Re: etyma for Crãciun

From: tgpedersen
Message: 28940
Date: 2003-12-30

--- In cybalist@yahoogroups.com, g <george.st@...> wrote:
> On Mon, Dec 29, 2003, at 08:43 PM, Piotr wrote:
>
> > The word <redyk> is used of the ceremonial departure of sheep
> > and shepherds to the high-mountain pastures in May, and of their
> > equally
> > ceremonial return in September. Perhaps the idea of "takin' 'em
up" was
> > originally involved.
> >
> > Piotr
>
> Heureka, this makes sense. I didn't know the specific
> term used by shepherds for this... Almauftrieb (so, you
> see what the exile means: I rather know a German term
> :-).
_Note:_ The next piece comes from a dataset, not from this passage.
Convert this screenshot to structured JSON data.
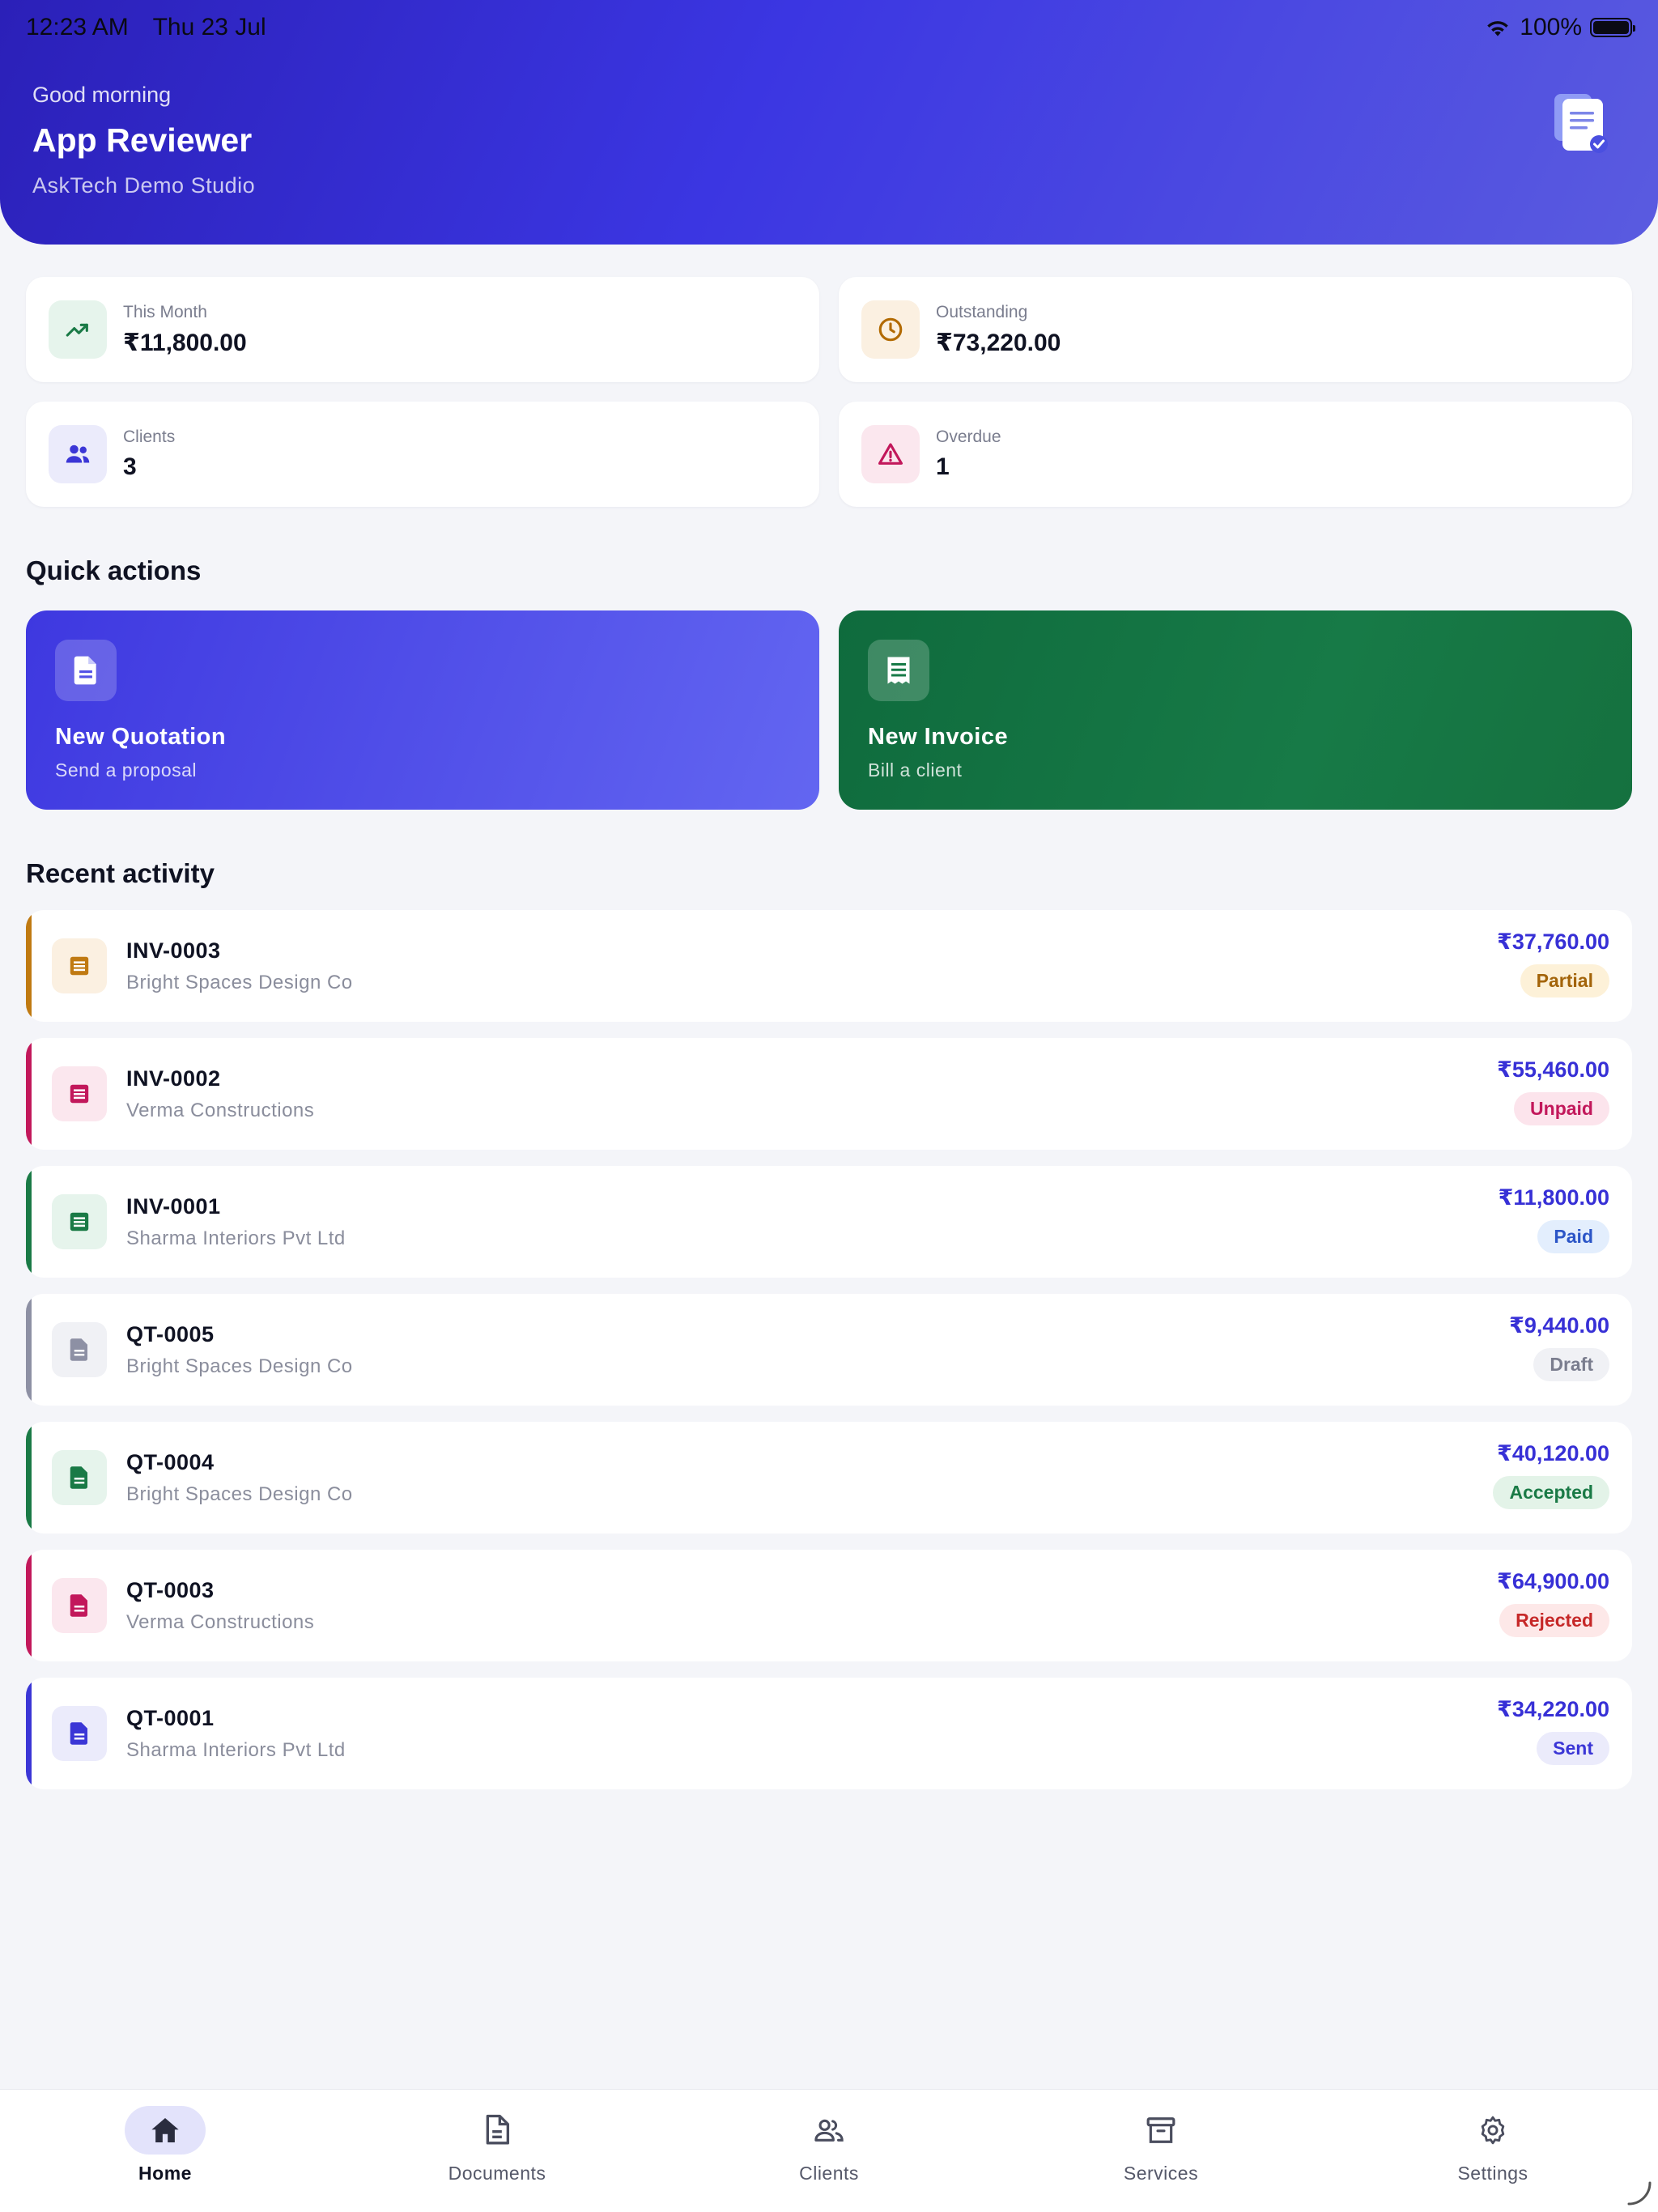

That's why I opened DEX's predecessor and read in
> the vast entry dedicated to <a ridica>. And I found this
> one:
>
> "in the locution <<_a ridica stîna_: a pleca cu turmele
> & cu toate uneltele pastoresti toamna, de la munte,
> parasind coliba stînii.>>" (i.e. to move with the flocks
> and paraphernalia from the mountain places downwards
> toward valley places in the autumn [this'll be the
> Alm*ab*trieb then]. I don't know whether this <ridicare>
> refers to both phases of the transhumance or only to
> the second one during a year.
>
> And a figurative definition: "<reflexive> (old) to move
> on (for a new residence or domicile)."
>
> Well, sort of... lifting anchor (in DR "a ridica
> ancora" :-)).
>

Guess what, you guys: you _still_ haven't answered the question. Let
me sharpen it a bit: Do you know for certain that these pastoralist
traditions and glosses (are any of them derivable from Latin?) don't
go back to pre-Roman times? I think there was agreement in cybalist
at one time that the Romanian language spread from the mountains
(Carpathians) where it had survived the Slav invasions. Is this
pastoralist tradition a relic of that time?